Interrogée sur les risques d’autoritarisme liés à un tel modèle, Tsveta Rangelova a réfuté cette crainte, soulignant que « les lois ne sont pas rédigées en fonction de la personnalité d’une certaine personne ». Elle a insisté sur le fait que le problème ne réside pas dans la forme du gouvernement, mais dans la « le choix des personnes qui occupent des postes de pouvoir ».
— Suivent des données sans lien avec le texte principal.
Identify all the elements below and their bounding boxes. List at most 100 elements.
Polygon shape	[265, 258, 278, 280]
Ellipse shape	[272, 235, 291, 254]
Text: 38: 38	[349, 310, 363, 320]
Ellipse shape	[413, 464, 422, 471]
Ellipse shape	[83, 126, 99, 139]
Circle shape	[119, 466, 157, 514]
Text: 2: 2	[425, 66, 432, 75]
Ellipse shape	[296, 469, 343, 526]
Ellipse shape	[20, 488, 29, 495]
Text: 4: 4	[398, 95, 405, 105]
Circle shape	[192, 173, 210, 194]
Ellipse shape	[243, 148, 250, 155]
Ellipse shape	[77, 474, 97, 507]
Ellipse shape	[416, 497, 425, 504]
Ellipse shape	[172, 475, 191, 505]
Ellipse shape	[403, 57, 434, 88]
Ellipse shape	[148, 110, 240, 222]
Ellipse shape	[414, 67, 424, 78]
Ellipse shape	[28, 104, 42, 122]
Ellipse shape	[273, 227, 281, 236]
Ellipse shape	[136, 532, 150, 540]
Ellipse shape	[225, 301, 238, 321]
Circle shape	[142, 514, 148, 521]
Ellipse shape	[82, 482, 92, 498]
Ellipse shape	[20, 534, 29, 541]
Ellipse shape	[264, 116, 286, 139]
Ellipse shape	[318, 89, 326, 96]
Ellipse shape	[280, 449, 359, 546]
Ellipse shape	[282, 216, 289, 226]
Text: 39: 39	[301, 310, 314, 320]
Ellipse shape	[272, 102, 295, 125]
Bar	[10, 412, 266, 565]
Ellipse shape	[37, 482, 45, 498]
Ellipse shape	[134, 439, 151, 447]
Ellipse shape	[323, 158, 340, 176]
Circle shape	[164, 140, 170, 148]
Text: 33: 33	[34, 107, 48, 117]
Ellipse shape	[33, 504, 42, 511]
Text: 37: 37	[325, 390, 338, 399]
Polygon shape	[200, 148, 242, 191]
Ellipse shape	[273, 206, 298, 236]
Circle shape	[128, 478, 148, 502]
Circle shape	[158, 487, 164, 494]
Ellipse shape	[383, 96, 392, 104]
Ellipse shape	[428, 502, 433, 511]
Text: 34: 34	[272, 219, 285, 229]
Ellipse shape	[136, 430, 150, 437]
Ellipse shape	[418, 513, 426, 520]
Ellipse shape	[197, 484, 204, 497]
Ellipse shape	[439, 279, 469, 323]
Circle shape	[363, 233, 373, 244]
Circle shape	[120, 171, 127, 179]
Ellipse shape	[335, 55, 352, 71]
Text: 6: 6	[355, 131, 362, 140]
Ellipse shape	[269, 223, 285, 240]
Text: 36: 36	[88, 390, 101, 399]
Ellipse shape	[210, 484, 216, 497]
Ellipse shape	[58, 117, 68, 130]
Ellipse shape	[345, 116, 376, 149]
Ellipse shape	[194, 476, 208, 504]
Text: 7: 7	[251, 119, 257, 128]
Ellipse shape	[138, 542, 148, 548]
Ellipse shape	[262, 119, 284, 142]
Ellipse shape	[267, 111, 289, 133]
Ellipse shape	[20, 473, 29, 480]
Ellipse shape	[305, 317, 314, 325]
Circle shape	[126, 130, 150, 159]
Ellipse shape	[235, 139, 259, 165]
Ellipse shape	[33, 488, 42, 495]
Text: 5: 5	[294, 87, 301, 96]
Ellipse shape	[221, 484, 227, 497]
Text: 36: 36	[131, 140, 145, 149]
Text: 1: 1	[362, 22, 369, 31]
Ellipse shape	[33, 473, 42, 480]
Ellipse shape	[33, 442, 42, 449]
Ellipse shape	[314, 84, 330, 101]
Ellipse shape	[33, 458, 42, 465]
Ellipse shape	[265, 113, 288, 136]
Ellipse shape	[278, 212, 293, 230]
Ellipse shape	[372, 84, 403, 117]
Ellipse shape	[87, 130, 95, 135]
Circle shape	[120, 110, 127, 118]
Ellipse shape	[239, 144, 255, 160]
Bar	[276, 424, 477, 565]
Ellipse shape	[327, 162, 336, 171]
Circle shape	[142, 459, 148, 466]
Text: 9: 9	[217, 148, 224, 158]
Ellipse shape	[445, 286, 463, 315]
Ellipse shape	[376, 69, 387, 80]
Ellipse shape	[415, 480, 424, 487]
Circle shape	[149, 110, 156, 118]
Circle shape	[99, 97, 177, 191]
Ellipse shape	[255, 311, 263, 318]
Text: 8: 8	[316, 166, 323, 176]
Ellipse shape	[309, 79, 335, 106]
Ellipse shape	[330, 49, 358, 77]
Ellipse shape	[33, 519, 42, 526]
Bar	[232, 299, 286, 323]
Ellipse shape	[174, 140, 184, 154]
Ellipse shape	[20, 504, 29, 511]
Concernant l’adoption de l’euro, la députée de « Vazrazhdane » a dénoncé un processus jugé « précipité et opaque ». Elle a affirmé que l’entrée dans la zone euro s’est faite sur la base de « données manipulées de l’Institut national des statistiques sur l’inflation et le déficit », qualifiant cet acte de « criminel ». Les conséquences, selon elle, se font déjà sentir : les commerçants sont contraints de payer 200 leva (environ 102 euros) par établissement pour la mise à jour de leurs caisses enregistreuses, les prix augmentent tandis que les revenus stagnent, incapables de suivre le niveau de vie européen.

Face aux inquiétudes concernant une possible crise pétrolière, Rangelova a critiqué l’approche gouvernementale. Elle a déploré que, « au lieu de demander une dérogation pour garantir le fonctionnement normal de la raffinerie, nous demandons si nous pouvons en demander une », qualifiant cette attitude de « politique xénophobe ». Elle a rappelé que « Vazrazhdane » avait proposé en début d’année un projet de loi permettant à l’État de prendre le contrôle d’entreprises stratégiques, telles que la raffinerie « Lukoil » et la centrale nucléaire de Kozloduy, en cas de crise.

Enfin, à propos des récents développements politiques, Tsveta Rangelova a estimé que le prétendu « reformatage du pouvoir » n’était qu’une illusion. « Il n’y a pas de changement », a-t-elle affirmé, ajoutant que le gouvernement actuel semble « tout à fait à l’aise » pour le leader du « DPS – Nouveau Départ ».